È molto difficile interpretare il fenomeno mendicante nel suo complesso, tenuto conto delle origini molto diverse dei quattro ordini mendicanti, tuttavia mi pare che – considerati nella loro globalità – essi rispondano pienamente alle esigenze e ai piani della Chiesa di Roma, che individua in Predicatori, Minori, Carmelitani ed Eremiti di sant’Agostino un validissimo strumento da utilizzare in chiave pastorale, nella lotta antiereticale, ma anche in ambito ‘diplomatico’, come legati e nell’organizzazione ecclesiastica come uomini di fiducia per ricoprire alte cariche, a cominciare dall’episcopato. Gli ordini mendicanti rappresentano la soluzione individuata dal papato al problema dell’emergenza ereticale, che metteva a nudo le carenze della cura animarum e dell’ancora irrealizzato progetto di formazione e inquadramento del laicato fedele; costituiscono la risposta migliore al successo dell’eresia, da ricondursi, almeno in parte, alla mancanza di esempi di fedeltà evangelica all’interno dell’ortodossia. Il vescovo Diego di Osma, con il quale Domenico aveva iniziato l’opera di predicazione, di fronte del fallimento delle precedenti ‘missioni’ condotte dai cistercensi, aveva dato loro un «salubre consilium»: per chiudere la bocca ai maligni, andassero a piedi, senza né oro né argento, imitando in tutto la forma degli apostoli. Gli ordini mendicanti rispondono a questa logica: offrire un esempio di fedeltà a quel messaggio evangelico di cui la Chiesa era da sempre depositaria, ma che faticava ad incarnare, mentre riuscì molto bene a regolare, appoggiare, orientare, programmare, accelerare il processo di rendere i Mendicanti funzionali alla sua politica, facendo di loro «gli operai dell’undicesima ora» al servizio dell’evangelizzazione, in grado di attuare le direttive da essa elaborate, sostenendo la politica del papato e riuscendo a dare corso a una profonda riforma della vita religiosa.

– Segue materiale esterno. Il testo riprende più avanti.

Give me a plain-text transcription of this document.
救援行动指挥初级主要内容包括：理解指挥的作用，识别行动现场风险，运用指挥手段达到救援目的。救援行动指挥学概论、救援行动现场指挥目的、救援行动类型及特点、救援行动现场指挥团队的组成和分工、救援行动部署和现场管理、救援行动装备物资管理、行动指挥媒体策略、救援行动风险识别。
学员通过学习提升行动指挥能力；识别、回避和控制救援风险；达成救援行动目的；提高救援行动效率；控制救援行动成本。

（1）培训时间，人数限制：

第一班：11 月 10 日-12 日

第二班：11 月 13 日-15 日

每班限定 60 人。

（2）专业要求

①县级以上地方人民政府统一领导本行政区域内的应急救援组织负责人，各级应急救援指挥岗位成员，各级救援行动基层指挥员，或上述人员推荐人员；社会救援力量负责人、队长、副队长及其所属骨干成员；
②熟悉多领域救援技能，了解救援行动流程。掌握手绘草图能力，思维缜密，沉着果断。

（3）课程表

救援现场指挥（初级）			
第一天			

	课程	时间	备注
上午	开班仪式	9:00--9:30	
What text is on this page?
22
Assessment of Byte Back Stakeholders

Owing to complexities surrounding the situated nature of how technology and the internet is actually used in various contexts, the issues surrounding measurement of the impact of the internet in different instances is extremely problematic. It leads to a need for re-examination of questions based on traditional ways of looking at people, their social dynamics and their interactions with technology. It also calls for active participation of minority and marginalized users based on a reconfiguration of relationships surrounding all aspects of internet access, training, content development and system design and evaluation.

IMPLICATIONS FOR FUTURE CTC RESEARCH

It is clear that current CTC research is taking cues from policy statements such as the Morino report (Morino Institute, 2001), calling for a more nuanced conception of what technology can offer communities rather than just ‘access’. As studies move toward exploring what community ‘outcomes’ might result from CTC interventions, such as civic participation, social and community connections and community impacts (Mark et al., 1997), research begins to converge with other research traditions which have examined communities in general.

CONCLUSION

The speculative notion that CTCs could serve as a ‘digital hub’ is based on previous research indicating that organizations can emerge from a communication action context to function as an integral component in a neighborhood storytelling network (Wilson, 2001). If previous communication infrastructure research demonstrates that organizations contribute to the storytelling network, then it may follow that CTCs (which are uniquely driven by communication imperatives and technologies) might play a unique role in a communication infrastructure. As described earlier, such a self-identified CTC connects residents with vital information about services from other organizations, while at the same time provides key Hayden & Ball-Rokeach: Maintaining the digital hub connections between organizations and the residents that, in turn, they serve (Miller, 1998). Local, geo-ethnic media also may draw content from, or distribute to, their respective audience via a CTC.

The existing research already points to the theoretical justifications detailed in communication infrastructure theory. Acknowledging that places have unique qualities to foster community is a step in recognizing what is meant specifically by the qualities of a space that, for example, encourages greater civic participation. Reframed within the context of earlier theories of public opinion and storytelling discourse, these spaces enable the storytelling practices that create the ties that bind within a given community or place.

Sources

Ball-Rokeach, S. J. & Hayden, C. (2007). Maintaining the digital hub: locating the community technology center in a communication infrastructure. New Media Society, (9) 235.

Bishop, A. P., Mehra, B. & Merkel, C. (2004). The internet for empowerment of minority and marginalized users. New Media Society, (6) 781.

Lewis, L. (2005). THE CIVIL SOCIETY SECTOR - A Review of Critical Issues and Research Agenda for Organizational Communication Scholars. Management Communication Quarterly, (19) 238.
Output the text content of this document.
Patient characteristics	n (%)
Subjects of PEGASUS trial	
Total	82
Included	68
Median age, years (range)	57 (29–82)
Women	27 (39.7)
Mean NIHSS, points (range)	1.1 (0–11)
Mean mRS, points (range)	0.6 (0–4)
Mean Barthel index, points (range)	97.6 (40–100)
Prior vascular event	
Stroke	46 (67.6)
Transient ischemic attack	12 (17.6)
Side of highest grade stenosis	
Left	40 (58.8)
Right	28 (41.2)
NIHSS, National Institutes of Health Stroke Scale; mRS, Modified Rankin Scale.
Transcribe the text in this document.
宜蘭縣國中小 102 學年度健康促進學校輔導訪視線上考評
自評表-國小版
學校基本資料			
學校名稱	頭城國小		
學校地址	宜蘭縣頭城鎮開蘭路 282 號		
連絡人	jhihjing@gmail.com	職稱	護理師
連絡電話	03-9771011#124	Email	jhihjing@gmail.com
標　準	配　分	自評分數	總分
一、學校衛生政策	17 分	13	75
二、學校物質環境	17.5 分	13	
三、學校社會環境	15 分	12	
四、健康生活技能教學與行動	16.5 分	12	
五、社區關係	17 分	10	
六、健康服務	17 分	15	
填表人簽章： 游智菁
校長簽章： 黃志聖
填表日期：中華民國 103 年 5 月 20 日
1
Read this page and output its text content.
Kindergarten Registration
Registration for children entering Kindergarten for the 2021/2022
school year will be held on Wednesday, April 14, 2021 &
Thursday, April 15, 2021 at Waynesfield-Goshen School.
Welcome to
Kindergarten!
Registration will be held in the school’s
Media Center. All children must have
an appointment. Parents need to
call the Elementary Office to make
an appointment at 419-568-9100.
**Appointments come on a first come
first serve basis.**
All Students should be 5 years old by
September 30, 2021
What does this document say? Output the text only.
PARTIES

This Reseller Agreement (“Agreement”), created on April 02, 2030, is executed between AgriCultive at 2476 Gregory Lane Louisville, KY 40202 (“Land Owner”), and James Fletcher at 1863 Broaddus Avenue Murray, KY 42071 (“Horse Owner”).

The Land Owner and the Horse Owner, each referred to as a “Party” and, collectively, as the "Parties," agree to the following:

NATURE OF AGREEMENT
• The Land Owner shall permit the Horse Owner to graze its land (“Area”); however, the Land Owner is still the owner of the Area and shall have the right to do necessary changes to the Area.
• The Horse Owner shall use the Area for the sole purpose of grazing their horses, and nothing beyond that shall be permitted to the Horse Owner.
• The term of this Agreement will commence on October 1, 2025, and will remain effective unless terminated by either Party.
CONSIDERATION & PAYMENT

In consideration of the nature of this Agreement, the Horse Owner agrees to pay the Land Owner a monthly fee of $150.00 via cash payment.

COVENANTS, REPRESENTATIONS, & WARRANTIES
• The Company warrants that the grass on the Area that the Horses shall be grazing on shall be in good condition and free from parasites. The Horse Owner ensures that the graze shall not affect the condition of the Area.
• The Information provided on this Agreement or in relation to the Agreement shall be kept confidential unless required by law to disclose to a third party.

Maria Teresa Dolso insegna storia medievale presso l’Università di Padova. Fa parte del collegio di dottorato in Scienze Archeologiche, Storico-artistiche e Storiche dell’Università di Verona ed è membro del Consiglio della Società Internazionale di Studi francescani. Ha dedicato particolare attenzione all’Ordine dei frati Minori, alla sua controversa evoluzione e alle fonti francescane. Tra le sue pubblicazioni: La “Chronica XXIV generalium”. Il difficile percorso dell’unità nella storia francescana (Padova 2003) e Fonti agiografiche dell’Ordine francescano (Padova 2014).